L’inflation frappe les États-Unis comme l’Europe. Alors que la BCE entame un timide revirement de position, la Réserve fédérale américaine a déjà les mains dans le cambouis. Du côté de l’exécutif par contre, c’est sauve-qui-peut.
Joe Biden a rencontré Jerome Powell ce mardi. Une rare rencontre, puisque les deux hommes ne s’étaient pas vus depuis le mois de novembre et la reconduction de Powell comme patron de la Fed.
Une discrétion qui réside dans l’indépendance de la Fed que Biden veut respecter. Mais qui traduit aussi une forme d’impuissance du président américain: « Mon plan pour faire face à l’inflation commence par une proposition simple : respecter la Fed, respecter l’indépendance de la Fed », a-t-il asséné.
Pourtant, à l’approche des midterms, Joe Biden sait que l’inflation et le pouvoir d’achat sont un sujet hyper-sensible pour les électeurs. Mais le démocrate est à court d’options dans ses prérogatives: ses tentatives passées – libération de pétrole de la réserve stratégique, amélioration des opérations portuaires et demande d’enquête sur les prix abusifs – n’ont pas donné de résultats satisfaisants, écrit ce mercredi AP.
L’inflation, à 8,3%, masque un marché du travail en pleine bourre, avec un taux de chômage d’à peine 3,6%. Mais Biden ne peut pas surfer sur cette réussite. Sa rencontre d’hier vise à montrer qu’il se préoccupe quand même de l’inflation, même s’il ne peut pas faire grand-chose lui-même.
Mea culpa
L’exécutif est en plein aveu d’impuissance. Mardi soir, la secrétaire d’État au Trésor, Janet Yellen, a reconnu qu’elle « avait tort » sur la manière dont s’est profilée l’inflation. « Je pense que je me suis trompée à l’époque sur le chemin que prendrait l’inflation », a déclaré Yellen à Wolf Blitzer de CNN dans l’émission « The Situation Room », interrogée sur ses déclarations de 2021, quand elle estimait que l’inflation n’était qu’un « petit risque ».

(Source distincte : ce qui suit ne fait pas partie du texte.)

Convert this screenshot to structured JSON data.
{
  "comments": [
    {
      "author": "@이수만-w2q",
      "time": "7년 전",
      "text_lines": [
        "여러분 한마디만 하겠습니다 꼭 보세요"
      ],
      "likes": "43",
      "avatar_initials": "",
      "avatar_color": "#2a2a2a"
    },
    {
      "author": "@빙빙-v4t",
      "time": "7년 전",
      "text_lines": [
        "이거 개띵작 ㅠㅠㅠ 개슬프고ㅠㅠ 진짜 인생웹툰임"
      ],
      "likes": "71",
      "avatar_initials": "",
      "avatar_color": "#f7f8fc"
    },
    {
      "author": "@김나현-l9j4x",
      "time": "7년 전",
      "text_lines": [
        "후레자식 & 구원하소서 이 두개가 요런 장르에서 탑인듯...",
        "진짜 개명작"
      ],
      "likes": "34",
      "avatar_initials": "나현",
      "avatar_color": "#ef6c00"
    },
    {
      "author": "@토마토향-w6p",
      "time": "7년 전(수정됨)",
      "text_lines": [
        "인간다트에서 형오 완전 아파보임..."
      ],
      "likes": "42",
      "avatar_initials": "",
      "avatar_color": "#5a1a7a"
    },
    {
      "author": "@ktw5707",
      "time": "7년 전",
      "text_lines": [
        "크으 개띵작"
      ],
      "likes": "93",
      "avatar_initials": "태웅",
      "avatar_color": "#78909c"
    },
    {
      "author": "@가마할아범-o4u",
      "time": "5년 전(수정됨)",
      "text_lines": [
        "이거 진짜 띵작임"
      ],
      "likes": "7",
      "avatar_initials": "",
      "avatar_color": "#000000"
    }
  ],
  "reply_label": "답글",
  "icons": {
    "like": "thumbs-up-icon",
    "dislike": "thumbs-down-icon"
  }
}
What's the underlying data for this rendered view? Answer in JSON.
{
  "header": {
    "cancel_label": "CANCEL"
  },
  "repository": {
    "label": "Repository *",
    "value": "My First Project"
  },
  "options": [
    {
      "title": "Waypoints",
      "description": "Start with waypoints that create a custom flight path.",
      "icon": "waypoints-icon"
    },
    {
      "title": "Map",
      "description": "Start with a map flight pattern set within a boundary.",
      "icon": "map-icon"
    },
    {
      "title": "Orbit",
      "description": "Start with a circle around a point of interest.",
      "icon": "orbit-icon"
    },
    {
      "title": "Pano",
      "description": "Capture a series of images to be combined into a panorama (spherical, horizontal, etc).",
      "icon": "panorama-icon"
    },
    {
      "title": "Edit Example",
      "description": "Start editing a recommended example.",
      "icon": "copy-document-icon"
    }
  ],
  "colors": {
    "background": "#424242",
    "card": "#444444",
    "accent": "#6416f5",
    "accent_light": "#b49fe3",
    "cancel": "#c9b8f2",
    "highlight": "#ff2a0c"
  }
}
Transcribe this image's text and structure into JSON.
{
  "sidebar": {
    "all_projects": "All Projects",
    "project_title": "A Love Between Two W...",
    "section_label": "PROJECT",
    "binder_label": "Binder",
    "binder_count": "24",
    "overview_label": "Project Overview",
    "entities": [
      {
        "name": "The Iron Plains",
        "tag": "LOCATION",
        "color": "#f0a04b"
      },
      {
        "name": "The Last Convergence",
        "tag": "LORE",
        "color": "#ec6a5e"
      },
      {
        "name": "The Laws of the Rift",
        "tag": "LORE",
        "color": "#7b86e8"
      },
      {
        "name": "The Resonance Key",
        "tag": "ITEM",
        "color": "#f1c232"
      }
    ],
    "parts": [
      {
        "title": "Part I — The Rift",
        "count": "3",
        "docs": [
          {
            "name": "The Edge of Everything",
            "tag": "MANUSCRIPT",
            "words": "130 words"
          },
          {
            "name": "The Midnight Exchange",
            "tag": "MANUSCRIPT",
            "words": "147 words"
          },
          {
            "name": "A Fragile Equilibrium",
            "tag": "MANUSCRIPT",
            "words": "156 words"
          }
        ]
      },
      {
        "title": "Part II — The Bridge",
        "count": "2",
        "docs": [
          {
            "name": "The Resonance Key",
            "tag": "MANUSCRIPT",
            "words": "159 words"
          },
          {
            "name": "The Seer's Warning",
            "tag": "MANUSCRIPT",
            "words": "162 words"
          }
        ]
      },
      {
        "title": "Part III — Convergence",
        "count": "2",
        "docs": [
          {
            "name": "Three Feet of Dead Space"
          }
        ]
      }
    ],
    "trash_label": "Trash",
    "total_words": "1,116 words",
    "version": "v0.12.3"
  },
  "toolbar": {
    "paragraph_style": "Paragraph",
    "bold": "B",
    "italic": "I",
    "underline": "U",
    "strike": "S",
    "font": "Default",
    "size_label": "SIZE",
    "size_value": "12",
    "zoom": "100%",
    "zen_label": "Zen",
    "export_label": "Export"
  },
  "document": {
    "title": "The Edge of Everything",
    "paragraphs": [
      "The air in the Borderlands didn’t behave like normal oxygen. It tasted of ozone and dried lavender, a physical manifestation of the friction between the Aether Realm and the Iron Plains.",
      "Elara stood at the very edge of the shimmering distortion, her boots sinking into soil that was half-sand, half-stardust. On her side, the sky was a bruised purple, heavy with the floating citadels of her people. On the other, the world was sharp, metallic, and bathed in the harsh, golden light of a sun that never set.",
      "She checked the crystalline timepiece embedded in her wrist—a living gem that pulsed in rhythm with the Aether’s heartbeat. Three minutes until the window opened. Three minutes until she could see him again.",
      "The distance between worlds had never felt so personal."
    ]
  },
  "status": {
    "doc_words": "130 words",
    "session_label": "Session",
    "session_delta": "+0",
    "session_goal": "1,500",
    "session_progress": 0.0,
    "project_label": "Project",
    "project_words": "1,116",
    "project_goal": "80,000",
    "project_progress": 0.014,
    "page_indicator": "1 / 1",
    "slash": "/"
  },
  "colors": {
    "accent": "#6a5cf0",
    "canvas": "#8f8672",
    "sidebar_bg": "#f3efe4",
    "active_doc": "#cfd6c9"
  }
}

« Comme je l’ai dit, l’économie a subi des chocs imprévus et importants qui ont fait grimper les prix de l’énergie et des denrées alimentaires, ainsi que des goulets d’étranglement au niveau de l’approvisionnement, ce qui a gravement affecté notre économie et que je n’ai pas compris à l’époque, mais que nous reconnaissons maintenant », a-t-elle déclaré.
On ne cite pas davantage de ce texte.